Good pipelines make good neighbors--eventually

ARTICLE: “A bear at the throat: The European Union is belatedly grasping the riskiness of its dependence on Russian gas, but it is disunited and short of ideas for how to reduce it,” The Economist, 14 April 2007, p. 58.

A quick overview: Russian gas clearly dominates east central Europe, because that’s the way it was under COMECON. Russia’s gas lines have dramatically penetrated western Europe since the end of the Cold War. Thus, Europe as a whole worries about this sort of dependency.

Two things I notice are primarily from the neat map that accompanies this story.

First, Russia is deeply networked with Europe on the basis of all those pipelines. Not yet a good neighbor, but then again, Europe could go a lot further itself besides snapping up Russia’s former satellite states and largely keeping Russia at arm’s length on serious integration. So yeah, Russia for now uses its energy for everything it’s worth. That’s crude all right, and it reflects the leadership generation that Russia both enjoys and suffers right now (our third iteration from the brilliance/stupidity of Gorby and the just-deceased Yeltsin--not moving fast enough for many, but for me, from a security angle, I’m pleased as punch because I just see stuff I don’t have to deal with).

Second, if you want great alternatives to Russian gas, then you go through Turkey and you access Central Asia and the Persian Gulf. Either way, you better be nicer to Turkey.

Reader Comments (2)

Nicer to Iran, too, apparently. Or Norway, speaking of which. . .
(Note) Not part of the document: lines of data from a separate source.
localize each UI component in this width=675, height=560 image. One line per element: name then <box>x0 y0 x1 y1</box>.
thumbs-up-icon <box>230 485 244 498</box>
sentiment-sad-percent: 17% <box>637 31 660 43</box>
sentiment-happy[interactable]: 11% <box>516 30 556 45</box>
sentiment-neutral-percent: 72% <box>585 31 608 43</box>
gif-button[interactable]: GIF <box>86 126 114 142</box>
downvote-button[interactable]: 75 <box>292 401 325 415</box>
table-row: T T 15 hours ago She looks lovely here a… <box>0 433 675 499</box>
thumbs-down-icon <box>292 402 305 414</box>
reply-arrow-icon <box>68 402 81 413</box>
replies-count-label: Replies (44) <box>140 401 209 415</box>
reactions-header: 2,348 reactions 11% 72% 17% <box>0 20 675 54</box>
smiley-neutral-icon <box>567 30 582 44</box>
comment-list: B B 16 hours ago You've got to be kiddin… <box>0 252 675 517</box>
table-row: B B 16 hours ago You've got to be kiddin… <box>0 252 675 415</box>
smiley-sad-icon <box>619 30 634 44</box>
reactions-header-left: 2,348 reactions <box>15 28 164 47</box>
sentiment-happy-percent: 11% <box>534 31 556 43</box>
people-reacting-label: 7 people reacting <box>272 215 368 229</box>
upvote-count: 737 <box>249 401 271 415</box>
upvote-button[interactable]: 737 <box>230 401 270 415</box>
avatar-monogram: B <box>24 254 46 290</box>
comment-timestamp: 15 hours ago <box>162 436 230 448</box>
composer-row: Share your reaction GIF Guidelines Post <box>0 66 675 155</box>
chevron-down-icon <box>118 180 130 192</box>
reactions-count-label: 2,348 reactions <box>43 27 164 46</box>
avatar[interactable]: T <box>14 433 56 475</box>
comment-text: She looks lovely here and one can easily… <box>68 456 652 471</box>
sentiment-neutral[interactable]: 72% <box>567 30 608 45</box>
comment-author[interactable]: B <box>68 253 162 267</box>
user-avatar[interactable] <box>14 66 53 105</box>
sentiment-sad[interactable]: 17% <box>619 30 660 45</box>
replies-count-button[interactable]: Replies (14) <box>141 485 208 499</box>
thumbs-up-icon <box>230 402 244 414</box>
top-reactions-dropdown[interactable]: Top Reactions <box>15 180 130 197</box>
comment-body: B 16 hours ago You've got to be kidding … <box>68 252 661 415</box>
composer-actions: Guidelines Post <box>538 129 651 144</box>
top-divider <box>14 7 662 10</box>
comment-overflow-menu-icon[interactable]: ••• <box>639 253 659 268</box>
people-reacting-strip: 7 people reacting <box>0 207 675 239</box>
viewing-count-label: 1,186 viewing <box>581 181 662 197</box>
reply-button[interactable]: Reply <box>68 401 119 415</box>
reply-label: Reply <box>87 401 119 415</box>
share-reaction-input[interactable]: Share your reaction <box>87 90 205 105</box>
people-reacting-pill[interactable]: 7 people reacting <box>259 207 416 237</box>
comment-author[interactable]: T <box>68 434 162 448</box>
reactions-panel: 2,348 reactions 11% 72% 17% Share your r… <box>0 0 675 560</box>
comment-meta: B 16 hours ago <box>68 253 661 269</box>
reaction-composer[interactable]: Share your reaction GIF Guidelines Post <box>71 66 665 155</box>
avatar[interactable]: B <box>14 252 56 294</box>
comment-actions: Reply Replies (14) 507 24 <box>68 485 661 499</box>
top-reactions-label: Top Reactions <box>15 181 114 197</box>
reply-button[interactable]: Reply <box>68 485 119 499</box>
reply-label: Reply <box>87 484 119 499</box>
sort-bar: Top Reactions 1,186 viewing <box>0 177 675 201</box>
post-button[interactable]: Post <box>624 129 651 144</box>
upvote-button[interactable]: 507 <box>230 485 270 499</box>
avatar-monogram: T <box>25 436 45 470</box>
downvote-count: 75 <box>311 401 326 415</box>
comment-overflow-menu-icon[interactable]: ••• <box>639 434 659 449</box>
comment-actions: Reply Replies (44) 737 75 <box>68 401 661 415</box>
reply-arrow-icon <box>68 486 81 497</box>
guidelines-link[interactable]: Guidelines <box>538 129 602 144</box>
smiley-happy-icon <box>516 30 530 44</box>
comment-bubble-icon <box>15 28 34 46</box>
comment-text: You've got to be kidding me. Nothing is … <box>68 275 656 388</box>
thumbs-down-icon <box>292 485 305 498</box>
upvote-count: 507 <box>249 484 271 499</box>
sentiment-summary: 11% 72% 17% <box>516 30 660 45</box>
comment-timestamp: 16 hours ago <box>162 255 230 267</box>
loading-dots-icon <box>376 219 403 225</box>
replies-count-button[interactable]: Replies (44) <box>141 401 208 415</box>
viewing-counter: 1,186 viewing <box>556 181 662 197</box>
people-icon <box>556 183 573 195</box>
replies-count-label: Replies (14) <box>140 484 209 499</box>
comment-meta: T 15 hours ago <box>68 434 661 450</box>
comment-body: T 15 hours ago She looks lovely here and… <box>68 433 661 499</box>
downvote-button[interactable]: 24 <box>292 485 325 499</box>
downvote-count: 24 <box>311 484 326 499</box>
Another, longer-term solution would be for Europe to find another energy source altogether. One I've heard about is Thorium, which can be used in nuclear fission, but with fewer hazardous byproducts. According the the Wikipedia article, one estimate shows Norway (who's already much friendlier towards their neighbors) having the world's third largest supply of the stuff. Unless they could somehow convert the electricity into a flammable gas (electrolysing water maybe?) it wouldn't eliminate their dependence on natural gas, but it would reduce it.
April 26, 2007 | Unregistered CommenterMichael
Granted, both ways would require we be nicer to Turkey. Gas from central asia however requires we are nice to russia also... and gas from the persian gulf requires we are nice to Iran...

So Europe's got to be Mr. Nice Guy to get what it wants...

So tom, can you please keep on telling americans not to push the iranian nuclear issue that much and not to sell us rockets that piss of the russians??